Такой вот — простой и светлой — она показалась Вале, когда пришла на диспут, организованный для обоих классов.

…Полина Антоновна очень любила свою математику и всегда старалась быть в курсе всего нового, что появлялось в ней. В то же время, чтобы не отстать от общего течения жизни, она старалась следить и за театром, общественной жизнью, литературой, — старалась и, конечно, отставала — просто не хватало времени. В эти, такие тесные, сутки нужно было уложить все: и работу, и домашние дела, и сон, и отдых. Есть, очевидно, такие счастливые люди, у которых все это хорошо укладывается, а у нее не укладывалось — вечно не хватало времени, вечно оказывалось, что она что-то упустила, что-то не успела сделать. Ей было порой неловко, когда в учительской завязывался разговор о какой-нибудь книге, которую она не читала, или когда гардеробщица, сочувственно улыбаясь, сообщала:

— А я вам вешалочку к пальто пришила, Полина Антоновна!

Раньше — то ли моложе она была и сильней, то ли работа была проще, — но как-то все было легче: и работала и сына растила.

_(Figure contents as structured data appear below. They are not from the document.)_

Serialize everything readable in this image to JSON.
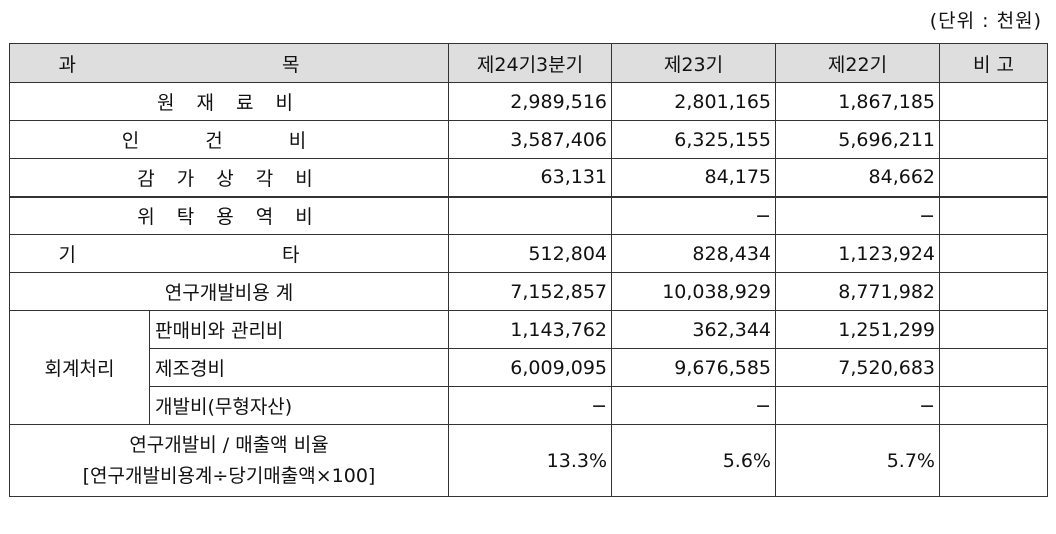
{
  "unit_note": "(단위 : 천원)",
  "headers": {
    "subject": "과 목",
    "col1": "제24기3분기",
    "col2": "제23기",
    "col3": "제22기",
    "note": "비 고"
  },
  "rows": {
    "raw_materials": {
      "label": "원 재 료 비",
      "v1": "2,989,516",
      "v2": "2,801,165",
      "v3": "1,867,185"
    },
    "labor": {
      "label": "인 건 비",
      "v1": "3,587,406",
      "v2": "6,325,155",
      "v3": "5,696,211"
    },
    "depreciation": {
      "label": "감 가 상 각 비",
      "v1": "63,131",
      "v2": "84,175",
      "v3": "84,662"
    },
    "outsourcing": {
      "label": "위 탁 용 역 비",
      "v1": "",
      "v2": "−",
      "v3": "−"
    },
    "other": {
      "label": "기 타",
      "v1": "512,804",
      "v2": "828,434",
      "v3": "1,123,924"
    },
    "total": {
      "label": "연구개발비용 계",
      "v1": "7,152,857",
      "v2": "10,038,929",
      "v3": "8,771,982"
    }
  },
  "accounting": {
    "group_label": "회계처리",
    "sga": {
      "label": "판매비와 관리비",
      "v1": "1,143,762",
      "v2": "362,344",
      "v3": "1,251,299"
    },
    "mfg": {
      "label": "제조경비",
      "v1": "6,009,095",
      "v2": "9,676,585",
      "v3": "7,520,683"
    },
    "dev": {
      "label": "개발비(무형자산)",
      "v1": "−",
      "v2": "−",
      "v3": "−"
    }
  },
  "ratio": {
    "label_line1": "연구개발비 / 매출액 비율",
    "label_line2": "[연구개발비용계÷당기매출액×100]",
    "v1": "13.3%",
    "v2": "5.6%",
    "v3": "5.7%"
  }
}
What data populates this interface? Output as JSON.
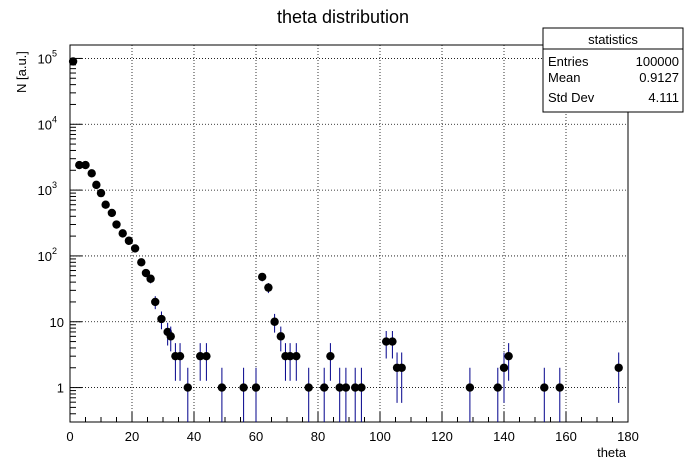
{
  "chart_data": {
    "type": "scatter",
    "title": "theta distribution",
    "xlabel": "theta",
    "ylabel": "N [a.u.]",
    "xlim": [
      0,
      180
    ],
    "ylim": [
      0.3,
      160000
    ],
    "log_y": true,
    "grid": true,
    "x_ticks": [
      0,
      20,
      40,
      60,
      80,
      100,
      120,
      140,
      160,
      180
    ],
    "y_ticks": [
      {
        "value": 1,
        "base": "1",
        "exp": ""
      },
      {
        "value": 10,
        "base": "10",
        "exp": ""
      },
      {
        "value": 100,
        "base": "10",
        "exp": "2"
      },
      {
        "value": 1000,
        "base": "10",
        "exp": "3"
      },
      {
        "value": 10000,
        "base": "10",
        "exp": "4"
      },
      {
        "value": 100000,
        "base": "10",
        "exp": "5"
      }
    ],
    "series": [
      {
        "points": [
          [
            1,
            90000
          ],
          [
            3,
            2400
          ],
          [
            5,
            2400
          ],
          [
            7,
            1800
          ],
          [
            8.5,
            1200
          ],
          [
            10,
            900
          ],
          [
            11.5,
            600
          ],
          [
            13.5,
            450
          ],
          [
            15,
            300
          ],
          [
            17,
            220
          ],
          [
            19,
            170
          ],
          [
            21,
            130
          ],
          [
            23,
            80
          ],
          [
            24.5,
            55
          ],
          [
            26,
            45
          ],
          [
            27.5,
            20
          ],
          [
            29.5,
            11
          ],
          [
            31.5,
            7
          ],
          [
            32.5,
            6
          ],
          [
            34,
            3
          ],
          [
            35.5,
            3
          ],
          [
            38,
            1
          ],
          [
            42,
            3
          ],
          [
            44,
            3
          ],
          [
            49,
            1
          ],
          [
            56,
            1
          ],
          [
            60,
            1
          ],
          [
            62,
            48
          ],
          [
            64,
            33
          ],
          [
            66,
            10
          ],
          [
            68,
            6
          ],
          [
            69.5,
            3
          ],
          [
            71,
            3
          ],
          [
            73,
            3
          ],
          [
            77,
            1
          ],
          [
            82,
            1
          ],
          [
            84,
            3
          ],
          [
            87,
            1
          ],
          [
            89,
            1
          ],
          [
            92,
            1
          ],
          [
            94,
            1
          ],
          [
            102,
            5
          ],
          [
            104,
            5
          ],
          [
            105.5,
            2
          ],
          [
            107,
            2
          ],
          [
            129,
            1
          ],
          [
            138,
            1
          ],
          [
            140,
            2
          ],
          [
            141.5,
            3
          ],
          [
            153,
            1
          ],
          [
            158,
            1
          ],
          [
            177,
            2
          ]
        ]
      }
    ]
  },
  "stats": {
    "title": "statistics",
    "rows": [
      {
        "label": "Entries",
        "value": "100000"
      },
      {
        "label": "Mean",
        "value": "0.9127"
      },
      {
        "label": "Std Dev",
        "value": "4.111"
      }
    ]
  }
}
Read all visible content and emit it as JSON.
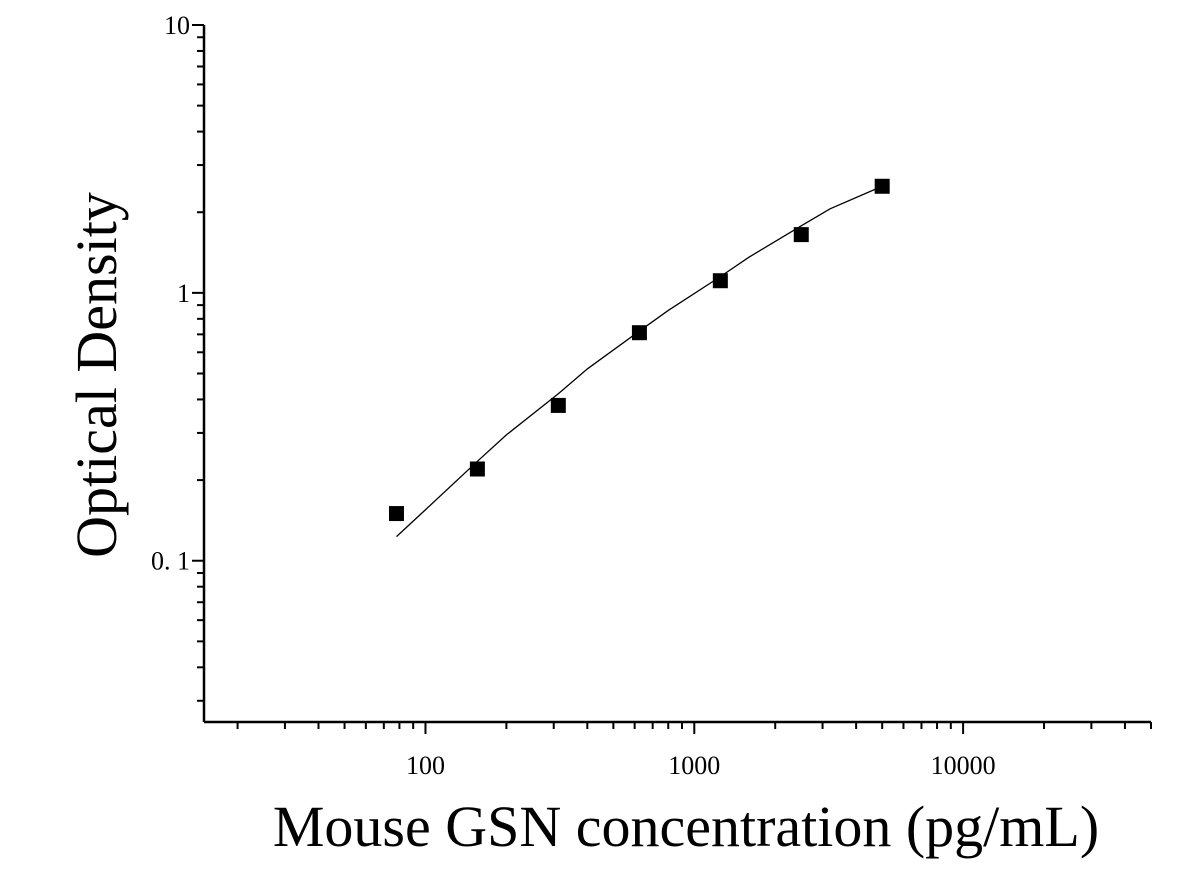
{
  "chart_data": {
    "type": "scatter",
    "title": "",
    "xlabel": "Mouse GSN concentration (pg/mL)",
    "ylabel": "Optical Density",
    "x_scale": "log",
    "y_scale": "log",
    "xlim": [
      15,
      50000
    ],
    "ylim": [
      0.025,
      10
    ],
    "x_ticks": [
      {
        "value": 100,
        "label": "100"
      },
      {
        "value": 1000,
        "label": "1000"
      },
      {
        "value": 10000,
        "label": "10000"
      }
    ],
    "y_ticks": [
      {
        "value": 10,
        "label": "10"
      },
      {
        "value": 1,
        "label": "1"
      },
      {
        "value": 0.1,
        "label": "0. 1"
      }
    ],
    "grid": false,
    "legend": "none",
    "series": [
      {
        "marker": "square",
        "color": "#000000",
        "x": [
          78,
          156,
          312,
          625,
          1250,
          2500,
          5000
        ],
        "y": [
          0.15,
          0.22,
          0.38,
          0.71,
          1.11,
          1.65,
          2.5
        ]
      }
    ],
    "fit_curve": {
      "color": "#000000",
      "x": [
        78,
        100,
        156,
        200,
        312,
        400,
        625,
        800,
        1250,
        1600,
        2500,
        3200,
        5000
      ],
      "y": [
        0.123,
        0.155,
        0.235,
        0.295,
        0.42,
        0.52,
        0.72,
        0.86,
        1.15,
        1.36,
        1.78,
        2.06,
        2.5
      ]
    }
  }
}
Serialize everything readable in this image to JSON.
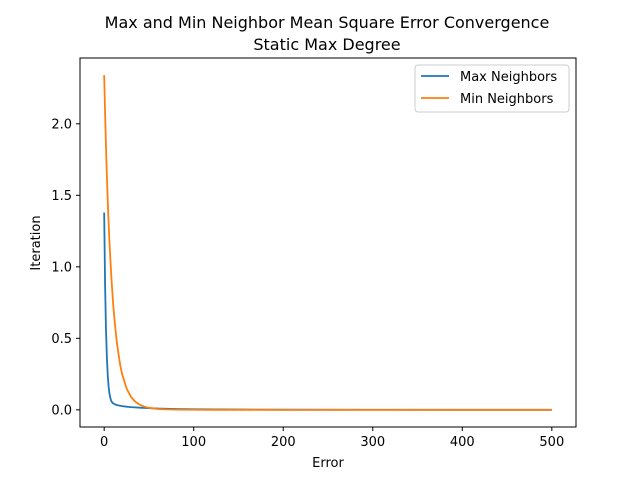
{
  "chart_data": {
    "type": "line",
    "title": "Max and Min Neighbor Mean Square Error Convergence",
    "subtitle": "Static Max Degree",
    "xlabel": "Error",
    "ylabel": "Iteration",
    "xlim": [
      -27,
      527
    ],
    "ylim": [
      -0.12,
      2.46
    ],
    "xticks": [
      0,
      100,
      200,
      300,
      400,
      500
    ],
    "yticks": [
      0.0,
      0.5,
      1.0,
      1.5,
      2.0
    ],
    "xtick_labels": [
      "0",
      "100",
      "200",
      "300",
      "400",
      "500"
    ],
    "ytick_labels": [
      "0.0",
      "0.5",
      "1.0",
      "1.5",
      "2.0"
    ],
    "grid": false,
    "legend_position": "top-right",
    "series": [
      {
        "name": "Max Neighbors",
        "color": "#1f77b4",
        "x": [
          0,
          1,
          2,
          3,
          4,
          5,
          6,
          7,
          8,
          10,
          12,
          15,
          20,
          25,
          30,
          40,
          50,
          60,
          80,
          100,
          150,
          200,
          300,
          400,
          500
        ],
        "y": [
          1.38,
          0.88,
          0.57,
          0.37,
          0.24,
          0.16,
          0.11,
          0.08,
          0.06,
          0.045,
          0.038,
          0.032,
          0.026,
          0.022,
          0.019,
          0.015,
          0.012,
          0.009,
          0.006,
          0.004,
          0.002,
          0.001,
          0.0005,
          0.0002,
          0.0001
        ]
      },
      {
        "name": "Min Neighbors",
        "color": "#ff7f0e",
        "x": [
          0,
          1,
          2,
          3,
          4,
          5,
          6,
          8,
          10,
          12,
          14,
          16,
          18,
          20,
          25,
          30,
          35,
          40,
          45,
          50,
          60,
          70,
          80,
          100,
          120,
          150,
          200,
          300,
          400,
          500
        ],
        "y": [
          2.34,
          2.08,
          1.85,
          1.64,
          1.46,
          1.3,
          1.16,
          0.93,
          0.74,
          0.6,
          0.48,
          0.39,
          0.31,
          0.25,
          0.15,
          0.09,
          0.056,
          0.035,
          0.022,
          0.014,
          0.006,
          0.003,
          0.0015,
          0.0005,
          0.0002,
          0.0001,
          0.0,
          0.0,
          0.0,
          0.0
        ]
      }
    ]
  }
}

А теперь Полина Антоновна удивлялась, как справляются со своими семейными обязанностями товарищи, — уж очень много требует педагогическая работа, и если отдаться ей серьезно, она требует всего человека без остатка. И потому обидно бывает иной раз за тех, кто не щадит ни времени, ни сил педагога, обременяя его или лишним собранием, или сложной, сомнительной в своей необходимости отчетностью.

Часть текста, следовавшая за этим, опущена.